The nanoparticles may then be isolated from cellular debris using centrifugation. In embodiments, gradient centrifugation, such as using cesium chloride, sucrose and iodixanol, may be used. Other techniques may be used as alternatives or in addition, such as standard purification techniques including, e.g., ion exchange, affinity, and gel filtration chromatography.

For example, the first column may be an ion exchange chromatography resin, such as FRACTOGEL® EMD methacrylate based polymeric beads TMAE (EMD Millipore), the second column may be a lentil () lectin affinity resin, and the third column may be a cation exchange column such as a FRACTOGEL® EMD methacrylate based polymeric beads SO3 (EMD Millipore) resin. In other aspects, the cation exchange column may be an MMC column or a Nuvia C Prime column (Bio-Rad Laboratories, Inc). Preferably, the methods disclosed herein do not use a detergent extraction column; for example a hydrophobic interaction column. Such a column is often used to remove detergents during purification but may negatively impact the methods disclosed here.

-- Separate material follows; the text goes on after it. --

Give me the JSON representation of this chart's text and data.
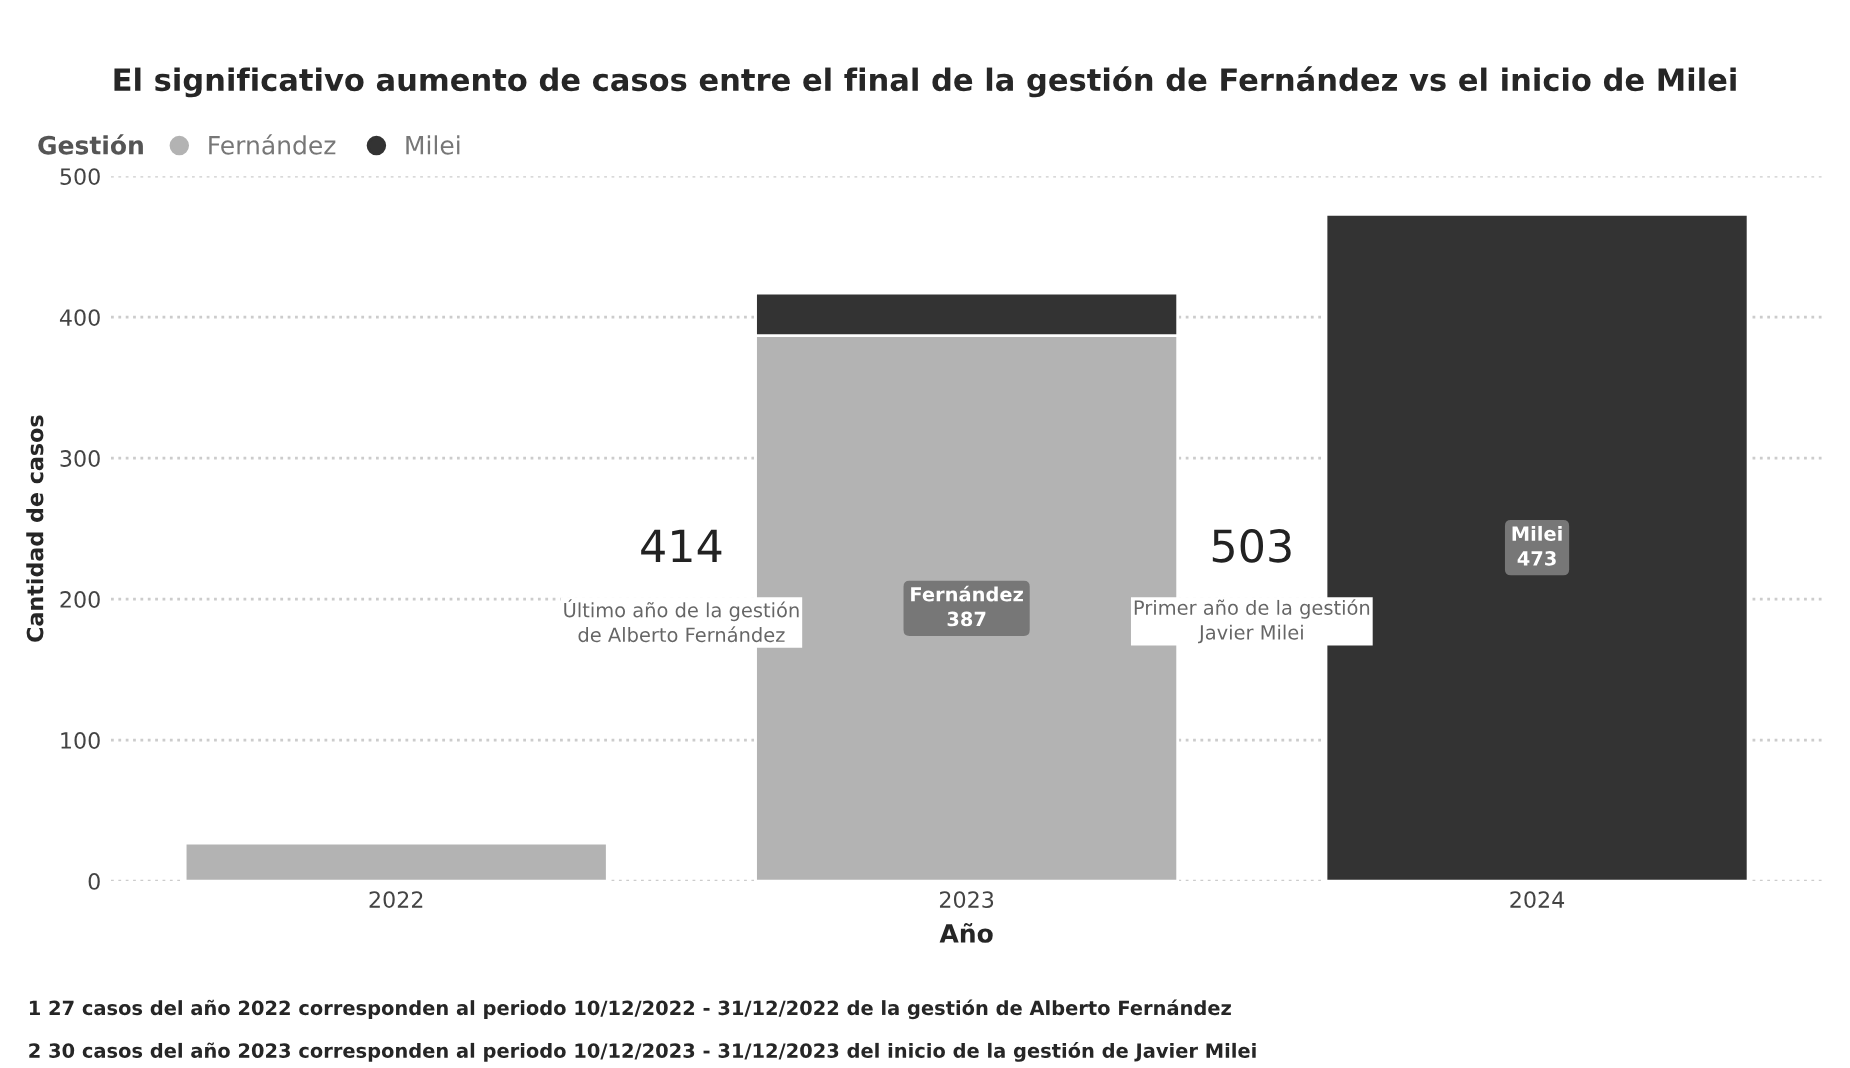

To form nanoparticles, the first detergent, used to extract the fusion proteins or EBV envelope proteins or fragments thereof from the host cell is substantially replaced with a second detergent to arrive at the nanoparticle structure. NP-9 is a preferred extraction detergent. Typically, the nanoparticles do not contain detectable NP-9 when measured by HPLC. The second detergent is typically selected from the group consisting of PS20, PS40, PS60, PS65, and PS80. Preferably, the second detergent is PS80.